Text to Speech

Generate spoken audio from text using TTS and TTS-HD models. OpenAI-compatible endpoint.

Endpoint

POST https://api.agilecloud.ai/v1/audio/speech

Request Parameters

Send as application/json:

Parameter	Type	Required	Description
model	string	No	`tts` or `tts-hd`. Default: `tts`
input	string	Yes	Text to synthesize (max 4096 characters)
voice	string	No	`alloy`, `echo`, `fable`, `onyx`, `nova`, `shimmer`. Default: `alloy`
response_format	string	No	`mp3`, `opus`, `aac`, `flac`, `wav`, `pcm`. Default: `mp3`
speed	number	No	Speed multiplier (0.25–4.0).
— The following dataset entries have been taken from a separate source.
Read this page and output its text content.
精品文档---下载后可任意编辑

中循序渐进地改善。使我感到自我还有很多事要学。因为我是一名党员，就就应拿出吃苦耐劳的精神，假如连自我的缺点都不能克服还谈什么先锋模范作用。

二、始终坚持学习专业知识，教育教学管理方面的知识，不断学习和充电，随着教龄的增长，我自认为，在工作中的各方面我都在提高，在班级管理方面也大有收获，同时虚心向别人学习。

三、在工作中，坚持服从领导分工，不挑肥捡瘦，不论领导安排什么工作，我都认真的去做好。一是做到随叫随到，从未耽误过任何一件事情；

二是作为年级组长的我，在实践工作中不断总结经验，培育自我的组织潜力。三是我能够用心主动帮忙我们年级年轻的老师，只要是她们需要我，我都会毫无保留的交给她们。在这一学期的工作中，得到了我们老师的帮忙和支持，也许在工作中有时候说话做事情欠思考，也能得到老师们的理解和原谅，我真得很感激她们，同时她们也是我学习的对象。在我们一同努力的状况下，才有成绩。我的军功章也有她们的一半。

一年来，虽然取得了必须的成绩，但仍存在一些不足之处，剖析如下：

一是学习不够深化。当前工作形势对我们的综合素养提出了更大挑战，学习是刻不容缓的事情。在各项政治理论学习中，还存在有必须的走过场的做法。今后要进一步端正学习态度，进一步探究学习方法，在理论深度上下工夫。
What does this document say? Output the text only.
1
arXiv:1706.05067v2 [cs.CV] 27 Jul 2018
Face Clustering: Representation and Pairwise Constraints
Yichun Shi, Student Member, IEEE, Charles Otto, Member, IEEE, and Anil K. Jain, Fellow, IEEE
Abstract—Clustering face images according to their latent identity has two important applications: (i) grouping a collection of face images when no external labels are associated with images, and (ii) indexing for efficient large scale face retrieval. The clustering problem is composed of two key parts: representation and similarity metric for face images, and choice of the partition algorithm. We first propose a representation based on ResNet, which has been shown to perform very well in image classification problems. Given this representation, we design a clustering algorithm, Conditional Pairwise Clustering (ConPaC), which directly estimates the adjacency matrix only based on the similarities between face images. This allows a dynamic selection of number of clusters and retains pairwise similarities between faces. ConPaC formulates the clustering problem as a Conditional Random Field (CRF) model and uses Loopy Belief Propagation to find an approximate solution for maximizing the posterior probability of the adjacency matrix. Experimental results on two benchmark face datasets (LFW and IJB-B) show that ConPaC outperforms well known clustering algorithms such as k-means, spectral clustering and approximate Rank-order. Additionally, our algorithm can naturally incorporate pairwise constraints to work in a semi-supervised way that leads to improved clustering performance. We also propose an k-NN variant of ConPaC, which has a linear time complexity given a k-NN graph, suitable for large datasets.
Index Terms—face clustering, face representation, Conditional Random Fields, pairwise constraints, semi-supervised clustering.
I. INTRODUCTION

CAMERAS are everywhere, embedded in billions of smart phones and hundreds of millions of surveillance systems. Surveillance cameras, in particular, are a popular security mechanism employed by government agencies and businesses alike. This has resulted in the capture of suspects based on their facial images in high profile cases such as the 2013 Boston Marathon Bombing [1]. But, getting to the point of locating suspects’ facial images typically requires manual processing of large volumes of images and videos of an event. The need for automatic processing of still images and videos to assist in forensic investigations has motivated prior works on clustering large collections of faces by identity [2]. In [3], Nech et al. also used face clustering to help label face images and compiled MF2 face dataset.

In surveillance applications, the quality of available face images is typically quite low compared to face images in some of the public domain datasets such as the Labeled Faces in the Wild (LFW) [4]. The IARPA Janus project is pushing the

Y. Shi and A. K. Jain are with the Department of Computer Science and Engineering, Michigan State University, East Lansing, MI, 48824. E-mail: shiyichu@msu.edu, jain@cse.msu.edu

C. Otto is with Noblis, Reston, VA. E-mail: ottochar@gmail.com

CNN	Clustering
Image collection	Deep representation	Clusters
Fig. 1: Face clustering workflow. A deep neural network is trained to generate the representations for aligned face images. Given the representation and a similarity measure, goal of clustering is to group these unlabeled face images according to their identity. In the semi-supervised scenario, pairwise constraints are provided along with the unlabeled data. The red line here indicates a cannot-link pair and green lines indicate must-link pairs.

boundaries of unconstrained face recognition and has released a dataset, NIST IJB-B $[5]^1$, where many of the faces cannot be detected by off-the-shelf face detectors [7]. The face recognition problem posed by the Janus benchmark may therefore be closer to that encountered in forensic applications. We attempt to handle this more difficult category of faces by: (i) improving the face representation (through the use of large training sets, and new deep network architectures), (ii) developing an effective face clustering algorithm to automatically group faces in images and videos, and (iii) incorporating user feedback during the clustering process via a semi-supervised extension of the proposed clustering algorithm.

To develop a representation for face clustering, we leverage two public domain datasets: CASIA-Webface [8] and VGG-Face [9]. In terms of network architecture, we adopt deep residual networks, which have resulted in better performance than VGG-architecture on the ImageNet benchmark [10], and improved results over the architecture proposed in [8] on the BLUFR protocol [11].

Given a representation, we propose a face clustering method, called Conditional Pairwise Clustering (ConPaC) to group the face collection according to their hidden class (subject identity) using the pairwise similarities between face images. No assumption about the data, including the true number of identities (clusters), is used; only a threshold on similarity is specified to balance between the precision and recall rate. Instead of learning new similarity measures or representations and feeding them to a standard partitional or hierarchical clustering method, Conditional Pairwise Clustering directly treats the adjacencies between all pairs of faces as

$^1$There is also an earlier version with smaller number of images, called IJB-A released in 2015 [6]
Default: 1.0

cURL Example

curl https://api.agilecloud.ai/v1/audio/speech \
  -H "Authorization: Bearer $DIRECTAI_API_KEY" \
  -H "Content-Type: application/json" \
  -d '{
    "model": "tts",
    "input": "ACAI gives you AI inference with built-in compliance.",
    "voice": "alloy"
  }' \
  --output speech.mp3

Python SDK Example

from openai import OpenAI
from pathlib import Path

client = OpenAI(
    base_url="https://api.agilecloud.ai/v1",
    api_key="YOUR_API_KEY",
)

response = client.audio.speech.create(
    model="tts",
    voice="alloy",
    input="ACAI gives you AI inference with built-in compliance.",
)

Path("speech.mp3").write_bytes(response.content)

Models

Model	Quality	Tiers
tts	Standard — fast, low latency	Pro+
tts-hd	High definition — higher quality, slightly slower	Pro+

Notes

Response is streamed as raw audio bytes — pipe to a file or audio player.
All 6 voices are available on both tts and tts-hd.
Maximum input is 4,096 characters per request.
Compliance guardrails (content safety, audit logging) apply to the input text.